I'm debating right now if I should take a picture of myself in a bathing suit to see the "now" and "later" shots of weight loss. This could either be a fantastic idea or a really bad one. I'll let you know what I decide.
Thursday, April 5, 2007
- Kerrissa, my old friend from highschool (who reads this and shares her enthusiasm)recommends Turbo-Jam to work out to and describes it as "Tae-Bo on crank." Note to self: I will HAVE to try this out, but not while using "crank". You'd think being a urbanized social worker I'd have more street cred, but I really don't know which drug crank is.
- My classmates in Group Therapy class all told me how awesome I looked last night. Made me feel a lot better to know that people who are basically strangers and do not owe me anything are proud of my accomplishments. Mind you we're all training to be counselors and we should be nice and honest. But they did not have to go out of their way to compliment me and they all did. They see me come in each week toting my Weight Watchers mug of liquids (32 oz.) and I've talked about being hard core in weight loss success. Note to self: Bake cookies for last day of class and watch them eat all of said cookies, while I remain skinny in the corner.
- Honestly, I began trying to lose the weight because I didn't want to be the stereo-typical fat girlfriend. I wanted to look/feel/be healthy for myself again too, but my main motivation was to be hot for him. Like when you see the guy in reasonably good shape standing next to a horse woman with a double chin and rolls hanging out of her pants so disgusting they should have butter on them and you wonder if she ate the girl he used to date. I didn't want to be her. I wasn't a heifer by any means but I was on the verge of serious pleasantly plumpness. Here I am 16+ pounds and 10.5 inches gone from me and I'm still going strong. And well, I don't have a boyfriend anymore and so now I'm going to be slim and single. Note to self: I don't really have a note to self for this one, if not to mention the irony behind my motivation?

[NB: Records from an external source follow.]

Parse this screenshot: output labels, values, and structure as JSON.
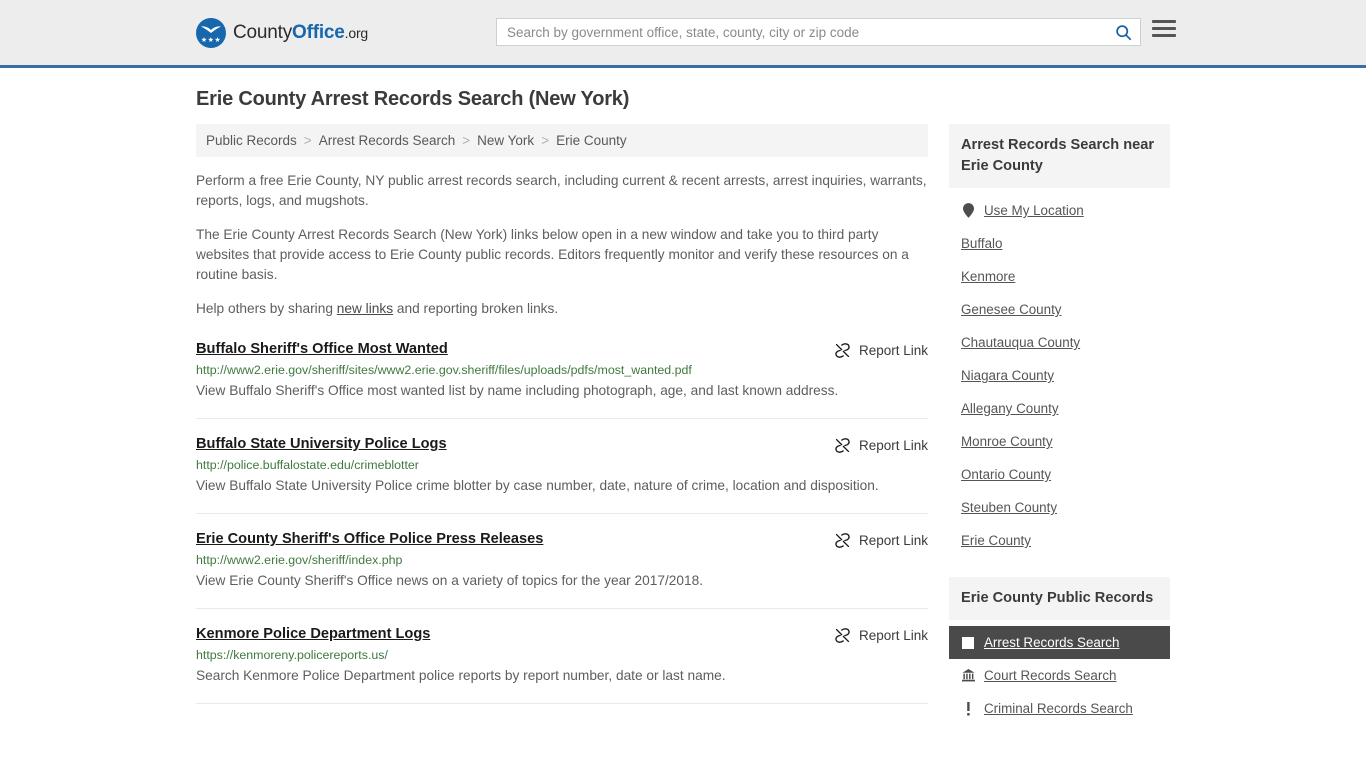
{
  "header": {
    "logo": {
      "part1": "County",
      "part2": "Office",
      "part3": ".org",
      "icon": "eagle-shield-logo"
    },
    "search": {
      "placeholder": "Search by government office, state, county, city or zip code",
      "value": "",
      "search_icon": "search-icon"
    },
    "menu_icon": "hamburger-menu-icon"
  },
  "page_title": "Erie County Arrest Records Search (New York)",
  "breadcrumb": [
    {
      "label": "Public Records"
    },
    {
      "label": "Arrest Records Search"
    },
    {
      "label": "New York"
    },
    {
      "label": "Erie County"
    }
  ],
  "breadcrumb_separator": ">",
  "intro": {
    "p1": "Perform a free Erie County, NY public arrest records search, including current & recent arrests, arrest inquiries, warrants, reports, logs, and mugshots.",
    "p2": "The Erie County Arrest Records Search (New York) links below open in a new window and take you to third party websites that provide access to Erie County public records. Editors frequently monitor and verify these resources on a routine basis.",
    "p3_before": "Help others by sharing ",
    "p3_link": "new links",
    "p3_after": " and reporting broken links."
  },
  "report_link_label": "Report Link",
  "report_link_icon": "unlink-icon",
  "results": [
    {
      "title": "Buffalo Sheriff's Office Most Wanted",
      "url": "http://www2.erie.gov/sheriff/sites/www2.erie.gov.sheriff/files/uploads/pdfs/most_wanted.pdf",
      "description": "View Buffalo Sheriff's Office most wanted list by name including photograph, age, and last known address."
    },
    {
      "title": "Buffalo State University Police Logs",
      "url": "http://police.buffalostate.edu/crimeblotter",
      "description": "View Buffalo State University Police crime blotter by case number, date, nature of crime, location and disposition."
    },
    {
      "title": "Erie County Sheriff's Office Police Press Releases",
      "url": "http://www2.erie.gov/sheriff/index.php",
      "description": "View Erie County Sheriff's Office news on a variety of topics for the year 2017/2018."
    },
    {
      "title": "Kenmore Police Department Logs",
      "url": "https://kenmoreny.policereports.us/",
      "description": "Search Kenmore Police Department police reports by report number, date or last name."
    }
  ],
  "sidebar": {
    "nearby": {
      "heading": "Arrest Records Search near Erie County",
      "items": [
        {
          "label": "Use My Location",
          "icon": "map-pin-icon"
        },
        {
          "label": "Buffalo",
          "icon": ""
        },
        {
          "label": "Kenmore",
          "icon": ""
        },
        {
          "label": "Genesee County",
          "icon": ""
        },
        {
          "label": "Chautauqua County",
          "icon": ""
        },
        {
          "label": "Niagara County",
          "icon": ""
        },
        {
          "label": "Allegany County",
          "icon": ""
        },
        {
          "label": "Monroe County",
          "icon": ""
        },
        {
          "label": "Ontario County",
          "icon": ""
        },
        {
          "label": "Steuben County",
          "icon": ""
        },
        {
          "label": "Erie County",
          "icon": ""
        }
      ]
    },
    "public_records": {
      "heading": "Erie County Public Records",
      "items": [
        {
          "label": "Arrest Records Search",
          "icon": "handcuffs-icon",
          "active": true
        },
        {
          "label": "Court Records Search",
          "icon": "courthouse-icon",
          "active": false
        },
        {
          "label": "Criminal Records Search",
          "icon": "exclamation-icon",
          "active": false
        }
      ]
    }
  },
  "colors": {
    "header_bg": "#ededed",
    "header_border": "#3a6ea5",
    "logo_blue": "#1767ad",
    "url_green": "#3f7a3f",
    "active_bg": "#4a4a4a",
    "panel_bg": "#f4f4f4"
  }
}
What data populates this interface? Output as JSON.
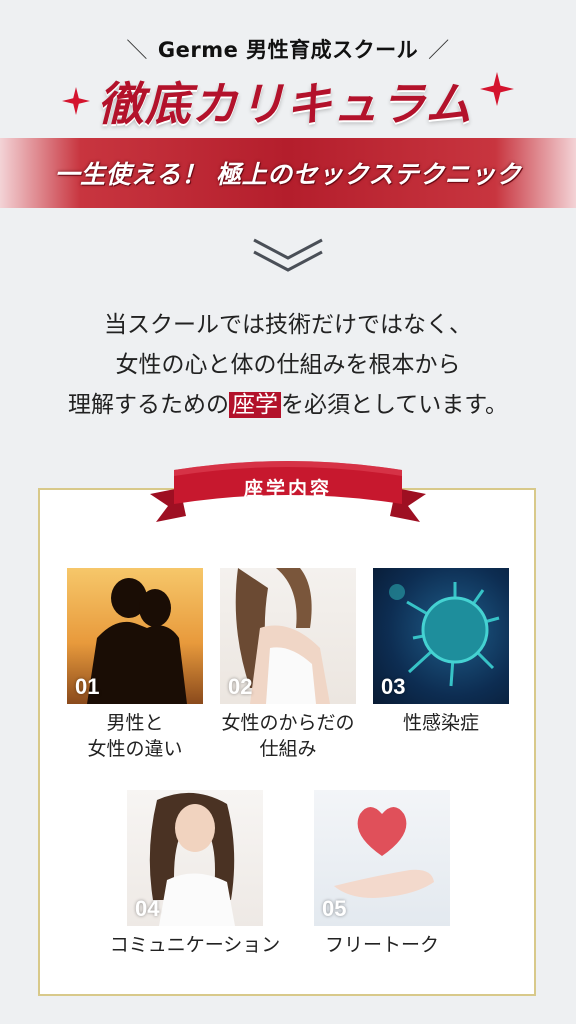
{
  "header": {
    "school": "Germe 男性育成スクール",
    "slash_left": "＼",
    "slash_right": "／",
    "title": "徹底カリキュラム",
    "banner": "一生使える！ 極上のセックステクニック"
  },
  "intro": {
    "line1": "当スクールでは技術だけではなく、",
    "line2": "女性の心と体の仕組みを根本から",
    "line3_before": "理解するための",
    "line3_highlight": "座学",
    "line3_after": "を必須としています。"
  },
  "section": {
    "ribbon_label": "座学内容"
  },
  "courses": [
    {
      "num": "01",
      "label": "男性と\n女性の違い",
      "image": "couple-silhouette-image"
    },
    {
      "num": "02",
      "label": "女性のからだの\n仕組み",
      "image": "woman-portrait-image"
    },
    {
      "num": "03",
      "label": "性感染症",
      "image": "virus-image"
    },
    {
      "num": "04",
      "label": "コミュニケーション",
      "image": "smiling-woman-image"
    },
    {
      "num": "05",
      "label": "フリートーク",
      "image": "heart-in-hand-image"
    }
  ],
  "colors": {
    "accent": "#b3122b",
    "frame": "#d8c98a",
    "background": "#eef0f2"
  }
}
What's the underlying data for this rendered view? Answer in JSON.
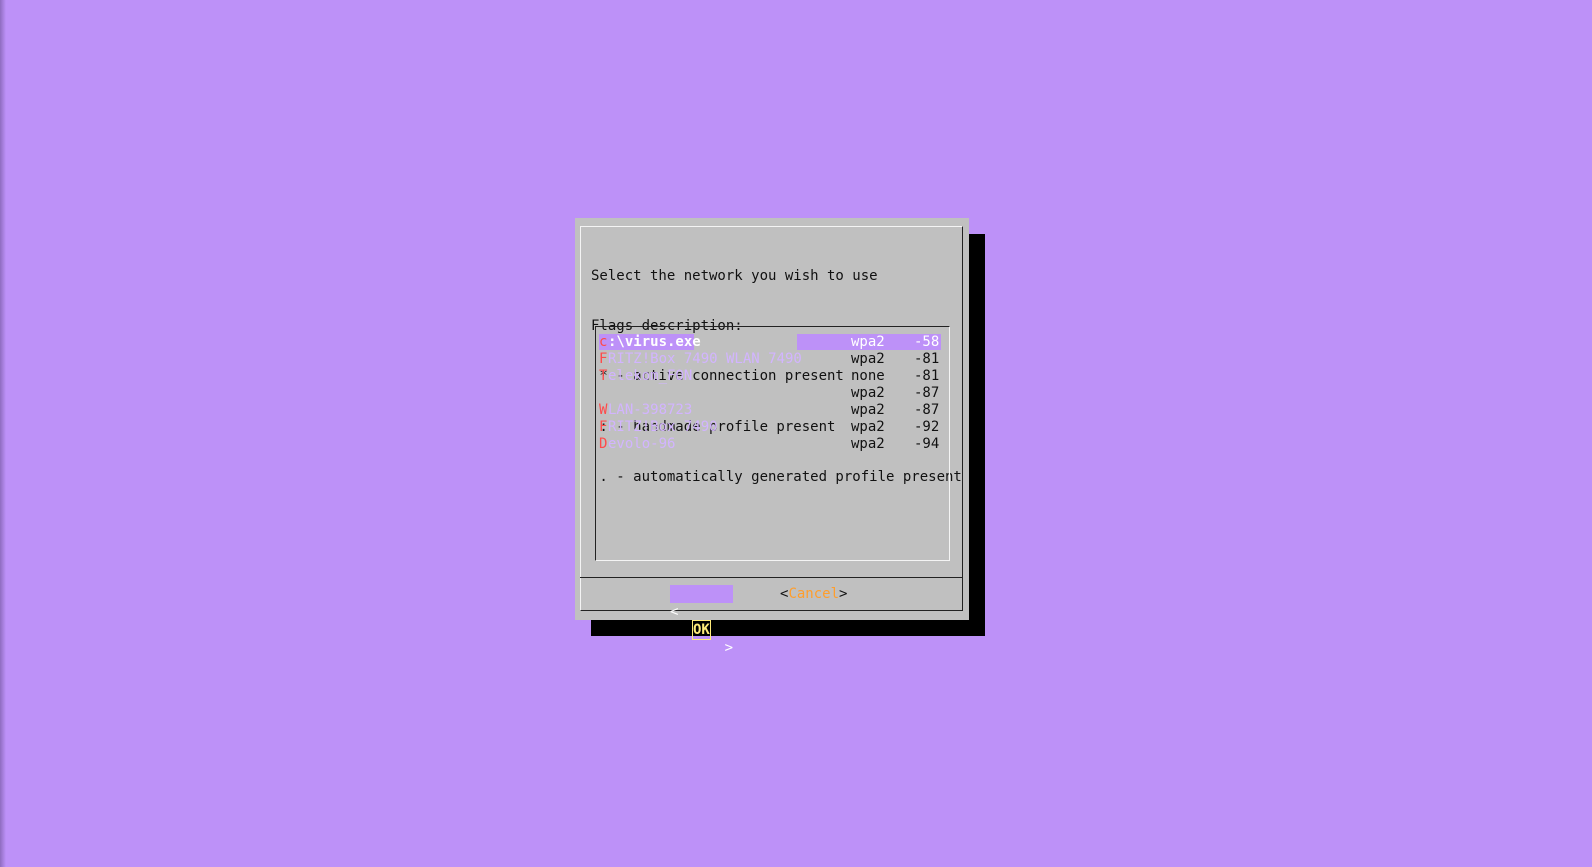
{
  "prompt": {
    "line1": "Select the network you wish to use",
    "line2": "Flags description:",
    "line3": " * - active connection present",
    "line4": " : - handmade profile present",
    "line5": " . - automatically generated profile present"
  },
  "networks": [
    {
      "flag": "c",
      "ssid": ":\\virus.exe",
      "security": "wpa2",
      "signal": "-58",
      "selected": true
    },
    {
      "flag": "F",
      "ssid": "RITZ!Box 7490 WLAN 7490",
      "security": "wpa2",
      "signal": "-81",
      "selected": false
    },
    {
      "flag": "T",
      "ssid": "elekom_FON",
      "security": "none",
      "signal": "-81",
      "selected": false
    },
    {
      "flag": "",
      "ssid": "",
      "security": "wpa2",
      "signal": "-87",
      "selected": false
    },
    {
      "flag": "W",
      "ssid": "LAN-398723",
      "security": "wpa2",
      "signal": "-87",
      "selected": false
    },
    {
      "flag": "F",
      "ssid": "RITZ!Box 7490",
      "security": "wpa2",
      "signal": "-92",
      "selected": false
    },
    {
      "flag": "D",
      "ssid": "evolo-96",
      "security": "wpa2",
      "signal": "-94",
      "selected": false
    }
  ],
  "buttons": {
    "ok_left": "<",
    "ok_label": "OK",
    "ok_right": ">",
    "cancel_left": "<",
    "cancel_label": "Cancel",
    "cancel_right": ">"
  },
  "colors": {
    "background": "#bd91f8",
    "dialog": "#c0c0c0",
    "highlight": "#bd91f8",
    "flag": "#ff4a4a",
    "cancel_label": "#ff9e2c"
  }
}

Anywho, here comes Easter. I stole some chocolate from an Easter basket at work today. OOps. Some poor little one will not have a Twix mini bar. I really hope I don't gain anything this weekend I've been doing soooo well. I'm going to do my pilates tape now, maybe take a bath and relax for the evening. Might get a car this weekend? Plan a trip to NC to see Tito? Possibly a new tattoo? Dye my hair fiery red? (ok, that's a NO) I'm going to let loose and let go. Note to self: Good for me. I deserve it.